“God the Father calls us ‘into the fellowship of His Son, Jesus Christ our Lord.’ (1 Cor. 1:9) Paul’s words of thanksgiving for God’s work among the Corinthians seem so simple, so commonplace, that it would be easy for us to take them for granted and gloss over them.
But for John Owen, the Apostle’s statement serves as the open door into all the treasures of grace and blessing that are ours through faith. All that God has for us in His Son Jesus is condensed in this apparently simple statement.

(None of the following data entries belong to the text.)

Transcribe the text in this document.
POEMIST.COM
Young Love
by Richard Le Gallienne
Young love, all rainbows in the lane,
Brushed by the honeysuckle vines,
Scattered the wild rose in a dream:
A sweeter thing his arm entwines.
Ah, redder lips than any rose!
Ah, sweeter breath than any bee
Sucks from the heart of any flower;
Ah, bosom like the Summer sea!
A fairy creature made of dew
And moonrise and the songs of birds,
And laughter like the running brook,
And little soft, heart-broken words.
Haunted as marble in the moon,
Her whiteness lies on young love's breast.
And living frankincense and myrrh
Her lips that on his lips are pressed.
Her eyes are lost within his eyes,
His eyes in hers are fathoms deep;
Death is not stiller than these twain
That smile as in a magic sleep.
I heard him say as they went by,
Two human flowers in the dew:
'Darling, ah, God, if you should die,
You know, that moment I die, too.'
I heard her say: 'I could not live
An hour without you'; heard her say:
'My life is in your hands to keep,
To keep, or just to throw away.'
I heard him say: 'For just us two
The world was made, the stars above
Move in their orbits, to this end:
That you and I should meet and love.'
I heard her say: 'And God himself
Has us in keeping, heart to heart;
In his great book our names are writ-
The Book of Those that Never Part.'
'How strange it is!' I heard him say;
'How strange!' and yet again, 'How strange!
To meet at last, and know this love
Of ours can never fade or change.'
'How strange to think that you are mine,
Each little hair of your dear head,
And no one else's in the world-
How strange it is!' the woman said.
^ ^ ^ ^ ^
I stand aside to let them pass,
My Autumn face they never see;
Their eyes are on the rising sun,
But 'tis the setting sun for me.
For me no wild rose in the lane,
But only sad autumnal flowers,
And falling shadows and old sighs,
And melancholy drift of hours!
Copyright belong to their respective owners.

For to become a Christian means to have fellowship with Christ in all that He has accomplished for us. Indeed, Christ Himself invites us to ‘sit with Him and sup with Him.’ (See Rev. 3:10) This is what Paul prays will be ours in his Trinitarian benediction: ‘the grace of the Lord Jesus Christ.’ (2 Cor. 13:14)
Grace is, ultimately, personal. Grace is Jesus Christ; Jesus Christ is God’s grace. For grace is not substantial in the sense of being a quality or entity that can be abstracted from the person of the Savior.

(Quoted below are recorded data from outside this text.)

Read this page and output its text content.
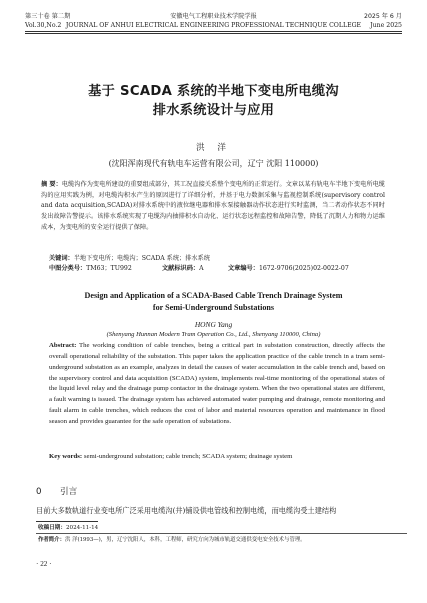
第三十卷 第二期
Vol.30,No.2
安徽电气工程职业技术学院学报
JOURNAL OF ANHUI ELECTRICAL ENGINEERING PROFESSIONAL TECHNIQUE COLLEGE
2025 年 6 月
June 2025
基于 SCADA 系统的半地下变电所电缆沟
排水系统设计与应用
洪 洋
(沈阳浑南现代有轨电车运营有限公司，辽宁 沈阳 110000)
摘 要：电缆沟作为变电所建设的重要组成部分，其工况直接关系整个变电所的正常运行。文章以某有轨电车半地下变电所电缆沟的应用实践为例，对电缆沟积水产生的原因进行了详细分析，并基于电力数据采集与监视控制系统(supervisory control and data acquisition,SCADA)对排水系统中的液位继电器和排水泵接触器动作状态进行实时监测，当二者动作状态不同时发出故障告警提示。该排水系统实现了电缆沟内抽排积水自动化、运行状态远程监控和故障告警，降低了沉期人力和物力运维成本，为变电所的安全运行提供了保障。
关键词：半地下变电所；电缆沟；SCADA 系统；排水系统
中图分类号：TM63；TU992	文献标识码：A	文章编号：1672-9706(2025)02-0022-07
Design and Application of a SCADA-Based Cable Trench Drainage System
for Semi-Underground Substations
HONG Yang
(Shenyang Hunnan Modern Tram Operation Co., Ltd., Shenyang 110000, China)
Abstract: The working condition of cable trenches, being a critical part in substation construction, directly affects the overall operational reliability of the substation. This paper takes the application practice of the cable trench in a tram semi-underground substation as an example, analyzes in detail the causes of water accumulation in the cable trench and, based on the supervisory control and data acquisition (SCADA) system, implements real-time monitoring of the operational states of the liquid level relay and the drainage pump contactor in the drainage system. When the two operational states are different, a fault warning is issued. The drainage system has achieved automated water pumping and drainage, remote monitoring and fault alarm in cable trenches, which reduces the cost of labor and material resources operation and maintenance in flood season and provides guarantee for the safe operation of substations.
Key words: semi-underground substation; cable trench; SCADA system; drainage system
0 引言
目前大多数轨道行业变电所广泛采用电缆沟(井)铺设供电管线和控制电缆，而电缆沟受土建结构
收稿日期：2024-11-14
作者简介：洪 洋(1993—)，男，辽宁沈阳人，本科，工程师，研究方向为城市轨道交通供变电安全技术与管理。
· 22 ·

It would be hard to overestimate the importance of these words. Owen was writing against the background of the theological categories employed in medieval theology (many of which he inherited).
The medieval understanding of salvation was dominated by sacramental grace, from its first “infusion” at baptism until its hoped-for conclusion in a faith fully formed by perfect love for God.

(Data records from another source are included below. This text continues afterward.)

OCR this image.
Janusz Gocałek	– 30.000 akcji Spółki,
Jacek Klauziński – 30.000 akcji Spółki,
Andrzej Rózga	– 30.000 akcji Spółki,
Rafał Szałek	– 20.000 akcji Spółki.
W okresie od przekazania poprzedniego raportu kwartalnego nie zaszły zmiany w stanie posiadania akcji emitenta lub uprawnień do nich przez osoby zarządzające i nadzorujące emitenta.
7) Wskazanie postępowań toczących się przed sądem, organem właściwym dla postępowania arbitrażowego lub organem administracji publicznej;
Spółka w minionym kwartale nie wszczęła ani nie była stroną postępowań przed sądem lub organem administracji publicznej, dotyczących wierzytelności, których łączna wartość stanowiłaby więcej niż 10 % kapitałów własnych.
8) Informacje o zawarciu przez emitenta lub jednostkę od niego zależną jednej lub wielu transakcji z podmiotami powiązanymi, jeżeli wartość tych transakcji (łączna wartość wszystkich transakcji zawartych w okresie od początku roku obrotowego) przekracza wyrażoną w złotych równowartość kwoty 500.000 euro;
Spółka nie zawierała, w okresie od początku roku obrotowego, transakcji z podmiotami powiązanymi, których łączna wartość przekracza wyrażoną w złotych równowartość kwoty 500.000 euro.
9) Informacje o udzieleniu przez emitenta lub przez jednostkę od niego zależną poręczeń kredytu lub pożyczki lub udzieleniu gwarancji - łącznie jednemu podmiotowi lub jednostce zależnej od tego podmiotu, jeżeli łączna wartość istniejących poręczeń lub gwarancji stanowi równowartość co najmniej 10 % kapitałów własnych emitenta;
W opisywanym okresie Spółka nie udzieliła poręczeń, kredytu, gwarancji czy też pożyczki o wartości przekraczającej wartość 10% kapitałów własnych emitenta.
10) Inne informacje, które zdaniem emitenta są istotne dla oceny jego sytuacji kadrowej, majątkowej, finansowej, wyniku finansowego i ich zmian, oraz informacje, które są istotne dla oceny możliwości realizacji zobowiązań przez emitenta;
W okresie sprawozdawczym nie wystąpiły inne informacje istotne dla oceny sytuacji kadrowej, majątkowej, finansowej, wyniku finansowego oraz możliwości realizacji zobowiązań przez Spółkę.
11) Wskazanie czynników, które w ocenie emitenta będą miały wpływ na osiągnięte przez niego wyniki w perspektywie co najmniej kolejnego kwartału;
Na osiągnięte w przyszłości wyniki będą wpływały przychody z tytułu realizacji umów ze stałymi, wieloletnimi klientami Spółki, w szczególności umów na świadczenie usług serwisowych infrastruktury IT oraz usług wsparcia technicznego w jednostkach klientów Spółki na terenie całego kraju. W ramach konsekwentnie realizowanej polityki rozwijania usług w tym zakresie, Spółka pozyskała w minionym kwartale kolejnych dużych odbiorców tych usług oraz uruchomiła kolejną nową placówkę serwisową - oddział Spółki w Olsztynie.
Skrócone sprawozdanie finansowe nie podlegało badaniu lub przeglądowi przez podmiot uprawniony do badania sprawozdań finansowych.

This fides caritate formata, as it was known, or perfect love for God, rendered the individual “justifiable” on the basis of what “grace” had now accomplished in him or her.
The net result was spiritually disastrous. Grace was viewed virtually as a commodity to be dispensed by the church through its priests and sacraments. It might be resourced in Christ, but in itself it was something impersonal, a commodity– not the loving, caring, sacrificing, keeping, gracious Savior Himself.
Thus, Owen’s great burden and emphasis in helping us to understand what it means to be a Christian is to say:
Through the work of the Spirit, the heavenly Father gives you to Jesus and gives Jesus to you. You have Him. Everything you can ever lack is found in Him; all you will ever need is given to you in Him.
“From his fullness we have all received, grace upon grace.” (John 1:16) For the Father has “blessed us in Christ with every spiritual blessing in the heavenly places.” (Eph. 1:3)
It is as true for the newest, weakest Christian as for the most mature believer: from the first moment of faith, we are fully, finally, irreversibly justified in Christ.”
–Sinclair Ferguson, The Trinitarian Devotion of John Owen (Sanford, FL: Ligonier, 2014), 61-65.